$W$ be an $m$-dimensional linear subspace of $\mathbb R^n$ such that $m\le n-2$ , then is it true that $\mathbb R^n \setminus W$ is connected? Let $W$ be an $m$-dimensional linear subspace of $\mathbb R^n$ such that $m\le n-2$ , then is it true that $\mathbb R^n \setminus W$ is connected (hence path-connected as it is open in $\mathbb R^n$ ) ? My  motivation comes from what I can intuitively feel is that if we remove a straight line from 3 dimensional space then the resulting space still remains path connected . But I have a hard time going about proving it ( believing it is true ) rigorously . I though I writing $\mathbb R^n=W \oplus \hat W$ if I could show that every point in $\mathbb R^n \setminus W$ can be connected with some point in $\hat W \setminus \{0\}$ I would be done ( as $\hat W \setminus \{0\}$ is path connected and subset of  $ \mathbb R^n \setminus W $ ) ; but couldn't prove it . Please help  .Thanks in advance 
 A: Yes it is true.
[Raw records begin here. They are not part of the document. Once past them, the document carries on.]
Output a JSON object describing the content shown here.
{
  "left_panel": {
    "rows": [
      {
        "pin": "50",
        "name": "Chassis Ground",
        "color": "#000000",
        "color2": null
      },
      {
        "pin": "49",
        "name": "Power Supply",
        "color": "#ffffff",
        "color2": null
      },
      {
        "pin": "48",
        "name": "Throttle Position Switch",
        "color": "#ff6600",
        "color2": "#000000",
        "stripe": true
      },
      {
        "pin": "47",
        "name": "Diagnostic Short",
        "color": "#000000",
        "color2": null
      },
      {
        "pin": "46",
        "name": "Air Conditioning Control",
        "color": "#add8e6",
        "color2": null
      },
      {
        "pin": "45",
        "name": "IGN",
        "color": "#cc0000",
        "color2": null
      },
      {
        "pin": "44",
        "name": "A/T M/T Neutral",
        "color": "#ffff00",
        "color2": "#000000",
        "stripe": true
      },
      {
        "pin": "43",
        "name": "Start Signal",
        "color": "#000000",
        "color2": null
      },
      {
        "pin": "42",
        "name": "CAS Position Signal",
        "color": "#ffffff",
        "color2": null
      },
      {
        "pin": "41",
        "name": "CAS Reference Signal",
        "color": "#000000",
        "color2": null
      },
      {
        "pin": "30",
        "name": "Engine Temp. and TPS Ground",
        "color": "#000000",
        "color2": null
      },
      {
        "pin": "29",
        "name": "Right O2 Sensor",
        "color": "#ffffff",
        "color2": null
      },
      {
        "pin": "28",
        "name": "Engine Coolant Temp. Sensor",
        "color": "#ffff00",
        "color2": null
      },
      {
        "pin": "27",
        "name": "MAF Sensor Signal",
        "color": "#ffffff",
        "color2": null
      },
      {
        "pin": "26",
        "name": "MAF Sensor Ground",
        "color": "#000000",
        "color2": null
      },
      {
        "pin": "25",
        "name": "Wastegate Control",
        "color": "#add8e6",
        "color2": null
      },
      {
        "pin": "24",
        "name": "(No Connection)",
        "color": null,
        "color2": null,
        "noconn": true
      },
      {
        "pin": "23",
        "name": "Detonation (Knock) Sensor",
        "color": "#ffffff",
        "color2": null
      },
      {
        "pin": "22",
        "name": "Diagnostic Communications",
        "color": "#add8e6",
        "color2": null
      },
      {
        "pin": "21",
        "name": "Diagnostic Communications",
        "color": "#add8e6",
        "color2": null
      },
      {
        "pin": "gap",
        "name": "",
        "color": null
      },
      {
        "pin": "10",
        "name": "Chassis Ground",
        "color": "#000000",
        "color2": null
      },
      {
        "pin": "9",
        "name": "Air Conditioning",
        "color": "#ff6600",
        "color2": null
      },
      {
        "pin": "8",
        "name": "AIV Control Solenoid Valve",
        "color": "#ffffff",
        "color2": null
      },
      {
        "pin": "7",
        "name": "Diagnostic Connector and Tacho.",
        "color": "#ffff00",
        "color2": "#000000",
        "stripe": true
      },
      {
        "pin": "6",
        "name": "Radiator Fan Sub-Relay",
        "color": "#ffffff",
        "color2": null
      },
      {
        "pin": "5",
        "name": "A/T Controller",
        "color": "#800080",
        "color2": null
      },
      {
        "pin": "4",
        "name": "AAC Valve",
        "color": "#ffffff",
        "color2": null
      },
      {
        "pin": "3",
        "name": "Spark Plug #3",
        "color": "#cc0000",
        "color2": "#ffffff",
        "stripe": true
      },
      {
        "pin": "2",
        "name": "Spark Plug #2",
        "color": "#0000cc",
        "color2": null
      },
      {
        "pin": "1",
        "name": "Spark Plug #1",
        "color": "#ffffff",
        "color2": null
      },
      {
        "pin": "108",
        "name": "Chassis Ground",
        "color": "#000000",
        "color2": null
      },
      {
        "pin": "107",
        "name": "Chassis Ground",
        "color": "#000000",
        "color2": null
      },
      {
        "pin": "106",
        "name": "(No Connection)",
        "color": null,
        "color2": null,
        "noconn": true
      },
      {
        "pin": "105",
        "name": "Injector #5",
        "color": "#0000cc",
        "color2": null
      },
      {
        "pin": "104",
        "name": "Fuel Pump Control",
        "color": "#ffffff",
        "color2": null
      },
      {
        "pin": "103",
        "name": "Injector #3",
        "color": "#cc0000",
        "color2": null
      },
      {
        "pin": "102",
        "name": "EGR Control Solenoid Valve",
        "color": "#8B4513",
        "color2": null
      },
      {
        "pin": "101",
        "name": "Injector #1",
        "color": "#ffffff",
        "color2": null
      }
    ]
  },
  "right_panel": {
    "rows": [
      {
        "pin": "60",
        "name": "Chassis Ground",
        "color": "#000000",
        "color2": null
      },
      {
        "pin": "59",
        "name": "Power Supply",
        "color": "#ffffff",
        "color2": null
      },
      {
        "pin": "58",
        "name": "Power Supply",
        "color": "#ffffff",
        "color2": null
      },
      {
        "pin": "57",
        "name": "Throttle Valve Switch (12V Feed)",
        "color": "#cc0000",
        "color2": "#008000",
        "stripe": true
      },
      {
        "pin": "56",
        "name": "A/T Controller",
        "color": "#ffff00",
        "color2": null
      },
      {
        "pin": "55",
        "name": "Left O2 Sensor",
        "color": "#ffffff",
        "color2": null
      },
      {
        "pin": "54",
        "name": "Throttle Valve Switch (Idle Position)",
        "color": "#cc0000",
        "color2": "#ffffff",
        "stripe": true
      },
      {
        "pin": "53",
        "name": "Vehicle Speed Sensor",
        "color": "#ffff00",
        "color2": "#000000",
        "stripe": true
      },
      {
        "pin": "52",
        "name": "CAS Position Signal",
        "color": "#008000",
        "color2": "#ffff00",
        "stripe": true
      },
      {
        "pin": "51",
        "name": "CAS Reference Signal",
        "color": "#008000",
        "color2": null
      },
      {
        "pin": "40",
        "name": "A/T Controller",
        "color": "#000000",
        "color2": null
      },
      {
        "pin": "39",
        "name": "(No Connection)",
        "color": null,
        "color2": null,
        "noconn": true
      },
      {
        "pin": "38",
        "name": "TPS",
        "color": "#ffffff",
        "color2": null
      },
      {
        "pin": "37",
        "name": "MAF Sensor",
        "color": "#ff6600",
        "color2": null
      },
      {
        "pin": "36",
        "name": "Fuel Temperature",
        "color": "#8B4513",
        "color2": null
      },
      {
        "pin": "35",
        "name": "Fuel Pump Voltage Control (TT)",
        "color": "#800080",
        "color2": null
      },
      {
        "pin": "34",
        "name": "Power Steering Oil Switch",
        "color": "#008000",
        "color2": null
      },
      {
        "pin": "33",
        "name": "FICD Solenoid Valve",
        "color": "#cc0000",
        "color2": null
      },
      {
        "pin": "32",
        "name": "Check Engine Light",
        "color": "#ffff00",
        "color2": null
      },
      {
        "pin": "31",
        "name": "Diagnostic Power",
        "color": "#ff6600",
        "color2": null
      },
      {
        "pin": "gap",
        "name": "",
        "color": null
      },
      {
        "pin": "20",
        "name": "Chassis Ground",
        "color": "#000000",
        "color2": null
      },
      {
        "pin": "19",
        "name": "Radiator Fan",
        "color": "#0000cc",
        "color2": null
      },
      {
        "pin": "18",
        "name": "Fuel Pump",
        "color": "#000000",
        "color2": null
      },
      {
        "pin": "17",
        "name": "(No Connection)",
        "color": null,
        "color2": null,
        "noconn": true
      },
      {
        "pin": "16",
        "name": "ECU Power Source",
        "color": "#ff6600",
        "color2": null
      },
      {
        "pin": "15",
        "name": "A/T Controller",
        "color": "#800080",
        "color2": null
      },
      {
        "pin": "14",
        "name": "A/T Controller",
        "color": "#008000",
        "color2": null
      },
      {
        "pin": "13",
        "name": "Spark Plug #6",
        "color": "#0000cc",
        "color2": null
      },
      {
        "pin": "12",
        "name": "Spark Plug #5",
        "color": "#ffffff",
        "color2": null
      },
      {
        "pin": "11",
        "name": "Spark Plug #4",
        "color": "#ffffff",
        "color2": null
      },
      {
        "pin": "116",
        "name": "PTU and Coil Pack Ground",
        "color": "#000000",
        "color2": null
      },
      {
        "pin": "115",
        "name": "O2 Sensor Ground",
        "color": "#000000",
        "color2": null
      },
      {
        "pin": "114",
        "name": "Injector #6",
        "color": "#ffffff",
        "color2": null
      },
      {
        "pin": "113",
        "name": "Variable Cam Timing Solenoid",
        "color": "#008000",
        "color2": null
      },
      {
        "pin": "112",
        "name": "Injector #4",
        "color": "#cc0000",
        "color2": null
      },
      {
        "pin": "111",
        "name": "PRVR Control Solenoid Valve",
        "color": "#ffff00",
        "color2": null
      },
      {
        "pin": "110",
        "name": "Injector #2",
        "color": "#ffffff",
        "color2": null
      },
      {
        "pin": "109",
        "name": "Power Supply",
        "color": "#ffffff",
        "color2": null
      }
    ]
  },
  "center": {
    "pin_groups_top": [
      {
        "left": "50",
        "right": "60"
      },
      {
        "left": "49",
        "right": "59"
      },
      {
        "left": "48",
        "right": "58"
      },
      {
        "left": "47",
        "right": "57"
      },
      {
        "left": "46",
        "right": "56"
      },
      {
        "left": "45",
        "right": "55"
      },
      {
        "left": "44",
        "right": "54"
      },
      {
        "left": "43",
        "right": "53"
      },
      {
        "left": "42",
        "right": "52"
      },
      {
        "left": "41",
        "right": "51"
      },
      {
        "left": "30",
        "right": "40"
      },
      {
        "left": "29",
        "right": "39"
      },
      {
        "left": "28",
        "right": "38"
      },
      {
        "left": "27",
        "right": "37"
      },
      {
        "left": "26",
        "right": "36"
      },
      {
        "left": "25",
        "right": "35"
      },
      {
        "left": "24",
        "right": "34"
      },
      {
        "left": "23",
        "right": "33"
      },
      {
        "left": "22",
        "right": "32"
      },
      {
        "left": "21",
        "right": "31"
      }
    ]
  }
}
Firstly suppose that $dim W=n-2$ and remark that $R^2-0$ is connected.  Write $(e_1,...,e_n)$ a basis of $R^n$ such that $(e_1,...,e_{n-2})$ is a basis of $W$.
Consider $(x_1,...,x_n), (y_1,...,y_n)\in R^n-W$. You can connect find a path $c:[0,1]\rightarrow R^2-\{0\}$ such that $c(0)=(x_{n-1},x_n)$ and $c(1)=(y_{n-1},y_n)$. You can find a path $d$ in $W$ such that $d(0)=(x_1,...,x_{n-2})$ and $d(1)=(y_1,...,y_{n-2})$. Write $e(t)=(d(t),c(t))$ it is a path between $(x_1,...,x_n)$ and $(y_1,...,y_n)$ in $R^n-W$ since $c(t)\neq 0, t\in [0,1]$.
For the general case, consider $(x_1,...,x_n)$ and $(y_1,..,y_n)$ in $R^n-W$. Let $(e_1,..,e_n)$ a basis of $R^n$  such that $(e_1,..,e_m)$ is a basis of $W$. Since $(x_1,..,x_n)$ and $(y_1,..,y_n)$ are in $R^n-W$, there exists $i,j>m$ such that $x_i,y_j\neq 0$, if $i\neq j$ we can suppose that $i=m+1, j=m+2$, if $i=j$, we suppose that $i=m+1$. write $R^n=W\oplus U\oplus V$ where $ U=Vect(e_{m+1},e_{m+2})$ and $V=Vect(e_{m+3},..,e_n)$.  You can find a path $c(t):[0,1]\rightarrow W\oplus U-W$ between $(x_1,..,x_{m+2})$ and $(y_1,..,y_{m+2})$ and a path $d(t)$ between $(x_{m+3},..,x_n)$ and $(y_{m+3},..,y_n)$ in $V$. The path $(c(t),d(t))$ is a path between $(x_1,..,x_n)$ and $(y_1,..,y_n)$ in $R^n$.
A: Start with a base for $W$ and extend it to one of $\mathbb{R}^n$: 
$w_1, \ldots, w_m, y_1, \ldots y_{n-m}$. The assumption is that $n-m \ge 2$.
If $x_1 = \sum_{i \le m} \alpha_i w_i + \sum_{j \le n-m} \beta_i y_i$ and $x_2 = \sum_{i \le m} \alpha'_i w_i + \sum_{j \le n-m} \beta'_i y_i$ are points of $\mathbb{R}^n\setminus W$. we know that $\sum_{j \le n-m} \beta_i y_i$ and $\sum_{j \le n-m} \beta'_i y_i$ are both non-zero. As $n-m \ge 2$, $\mathbb{R}^{n-m} \setminus \{0\}$ is path connected. Combine that path in that space with a line segment in the first $m$ coordinates to define a path between $x_1$ and $x_2$.
A: Hint
In a vector space of dimension at least equal to $2$, you can join two points $P_1,P_2$ distinct to the origin by a path not passing through the origin. If the origin doesn't belong to the segment joining the two points, you're done. If the line $L$ passing through the two points contains the origin, consider a point $Q \notin L$ then the path $P_1 Q P_2$ doesn't pass through the origin.
Based on this, you'll be able to prove that $\mathbb R^n \setminus W$ is path connected. For two points $x_i=w_i+v_i  \in V=\mathbb R^n$, $i=1,2$ with $w_1,w_2 \in W$, the path
$$x(t) =(1-t)w_1 + t w_2 +v(t)$$ where $v(t)$ is a path joining $v_1$ to $v_2$ as in previous paragraph is not passing in $W$.
A: Let $N$ be a complement to $W$, so $\mathbb R^n = W \oplus N$. We then have the map
$$
\mathbb R^n \setminus W \to W \times (N \setminus \{ 0\}),
\quad x \mapsto (x_W, x_N)
$$
of topological spaces, where $(x_W, x_N)$ is the orthogonal decomposition of $x$ according to the direct sum above. This map is continuous and has a continuous inverse, so it is a homeomorphism.
Now both of the spaces on the right-hand side are connected if $\dim N > 1$, and the product of connected spaces is connected.